St Ninian’s Hall, Isle of Whithorn, saw the Whithorn Burns Club return for their annual gathering on Friday 27th January to celebrate the birth of the national bard, Robert Burns.

Norman Gerrish and Cameron Stewart paraded and piped the humble haggis as it entered the hall to mark the beginning of the festivities. Cameron also had the honour of addressing the beast and did so in his usual no nonsense manner. Joe McMillan said grace before the diners enjoyed the exceptional supper, provided by Caroline McCornick and her finely tuned team.

Robin Davidson of Whauphill led the post supper revelry with his inaugural Immortal Memory. Davidson delivered an interesting and thoroughly researched offering by comparing and dissecting the conceptual ideas of Burns (1759-1796), scholar William Tynedale (1494-1536), political reformer Thomas Muir (1765-1799), revolutionary Maximilien Robespierre (1758-1794) and novelist James Joyce (1882-1941). A splendid maiden voyage.

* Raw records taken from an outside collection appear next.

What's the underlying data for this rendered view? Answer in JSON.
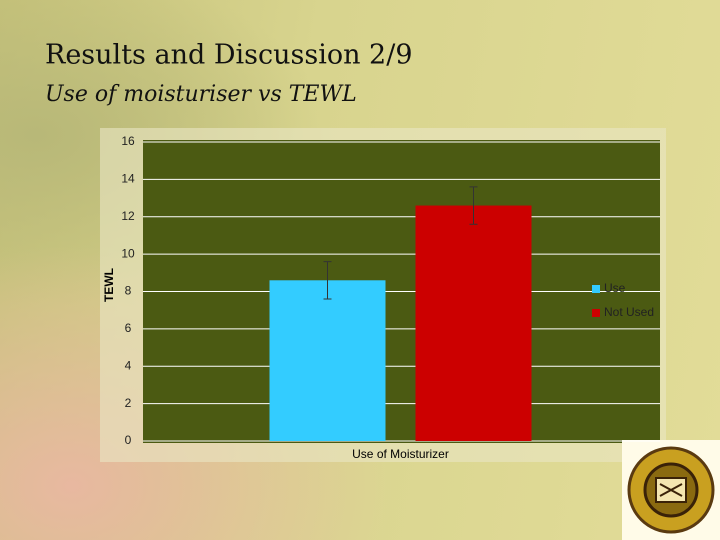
{
  "chart_data": {
    "type": "bar",
    "title": "Results and Discussion 2/9",
    "subtitle": "Use of moisturiser vs TEWL",
    "y_label": "TEWL",
    "categories": [
      "Use of Moisturizer"
    ],
    "series": [
      {
        "name": "Use",
        "color": "#33ccff",
        "values": [
          8.6
        ],
        "errors": [
          1.0
        ]
      },
      {
        "name": "Not Used",
        "color": "#cc0000",
        "values": [
          12.6
        ],
        "errors": [
          1.0
        ]
      }
    ],
    "ylim": [
      0,
      16
    ],
    "yticks": [
      0,
      2,
      4,
      6,
      8,
      10,
      12,
      14,
      16
    ],
    "grid": true,
    "legend": "right"
  }
}
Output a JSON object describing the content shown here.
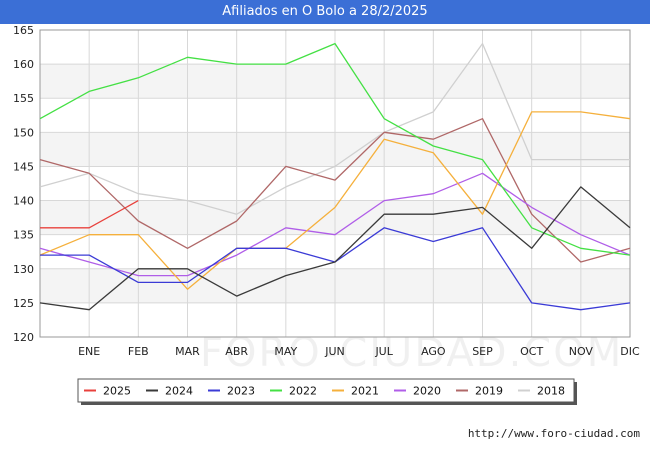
{
  "header": {
    "title": "Afiliados en O Bolo a 28/2/2025"
  },
  "footer": {
    "url": "http://www.foro-ciudad.com",
    "watermark": "FORO-CIUDAD.COM"
  },
  "chart_data": {
    "type": "line",
    "title": "Afiliados en O Bolo a 28/2/2025",
    "xlabel": "",
    "ylabel": "",
    "categories": [
      "",
      "ENE",
      "FEB",
      "MAR",
      "ABR",
      "MAY",
      "JUN",
      "JUL",
      "AGO",
      "SEP",
      "OCT",
      "NOV",
      "DIC"
    ],
    "ylim": [
      120,
      165
    ],
    "yticks": [
      120,
      125,
      130,
      135,
      140,
      145,
      150,
      155,
      160,
      165
    ],
    "grid": true,
    "legend_position": "bottom",
    "series": [
      {
        "name": "2025",
        "color": "#e8413c",
        "values": [
          136,
          136,
          140,
          null,
          null,
          null,
          null,
          null,
          null,
          null,
          null,
          null,
          null
        ]
      },
      {
        "name": "2024",
        "color": "#3a3a3a",
        "values": [
          125,
          124,
          130,
          130,
          126,
          129,
          131,
          138,
          138,
          139,
          133,
          142,
          136
        ]
      },
      {
        "name": "2023",
        "color": "#3b3bd6",
        "values": [
          132,
          132,
          128,
          128,
          133,
          133,
          131,
          136,
          134,
          136,
          125,
          124,
          125
        ]
      },
      {
        "name": "2022",
        "color": "#44e044",
        "values": [
          152,
          156,
          158,
          161,
          160,
          160,
          163,
          152,
          148,
          146,
          136,
          133,
          132
        ]
      },
      {
        "name": "2021",
        "color": "#f5b03c",
        "values": [
          132,
          135,
          135,
          127,
          133,
          133,
          139,
          149,
          147,
          138,
          153,
          153,
          152
        ]
      },
      {
        "name": "2020",
        "color": "#b05ee8",
        "values": [
          133,
          131,
          129,
          129,
          132,
          136,
          135,
          140,
          141,
          144,
          139,
          135,
          132
        ]
      },
      {
        "name": "2019",
        "color": "#b06868",
        "values": [
          146,
          144,
          137,
          133,
          137,
          145,
          143,
          150,
          149,
          152,
          138,
          131,
          133
        ]
      },
      {
        "name": "2018",
        "color": "#d0d0d0",
        "values": [
          142,
          144,
          141,
          140,
          138,
          142,
          145,
          150,
          153,
          163,
          146,
          146,
          146
        ]
      }
    ]
  }
}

John Nisbet, the piper, biker and reciter from Eyemouth, kicked off with his version of Robert Burns’ Tam o’ Shanter. Nisbet certainly mastered the St. Ninian’s Hall acoustic system with a perfect rendition of Burns’ famous drinking tale. Later in the evening John took to the mic again to give another flawless performance with his recitation of Death and Doctor Hornbook.

Ted Brown from Milaries, Whauphill, proved to be a star turn with his toast to the Lassies. Ted’s unique wit and style provided a funny, flattering and fitting tribute to the fairer sex.

Returned Exile, Douglas Ballantyne, was next to take the stage as he toasted Bonnie Galloway.

Douglas reminisced about his times spent away from the Machars in foreign lands such as England.

It was a masterful performance intertwined with snippets of his own verse and culminating in a full reading of Bonnie Galloway.

Joe McMillan, formerly of Bute and now of Port William concluded the evening with the Omnibus toast. This toast is, essentially, a vote of thanks to all those who have helped make the occasion a success. Joe certainly made the floor his own.

After impressing the company with anecdotes and observations of past (and present) employers Joe mesmerised some more with colourful language and West Coast carousing to bring the celebrations to a close.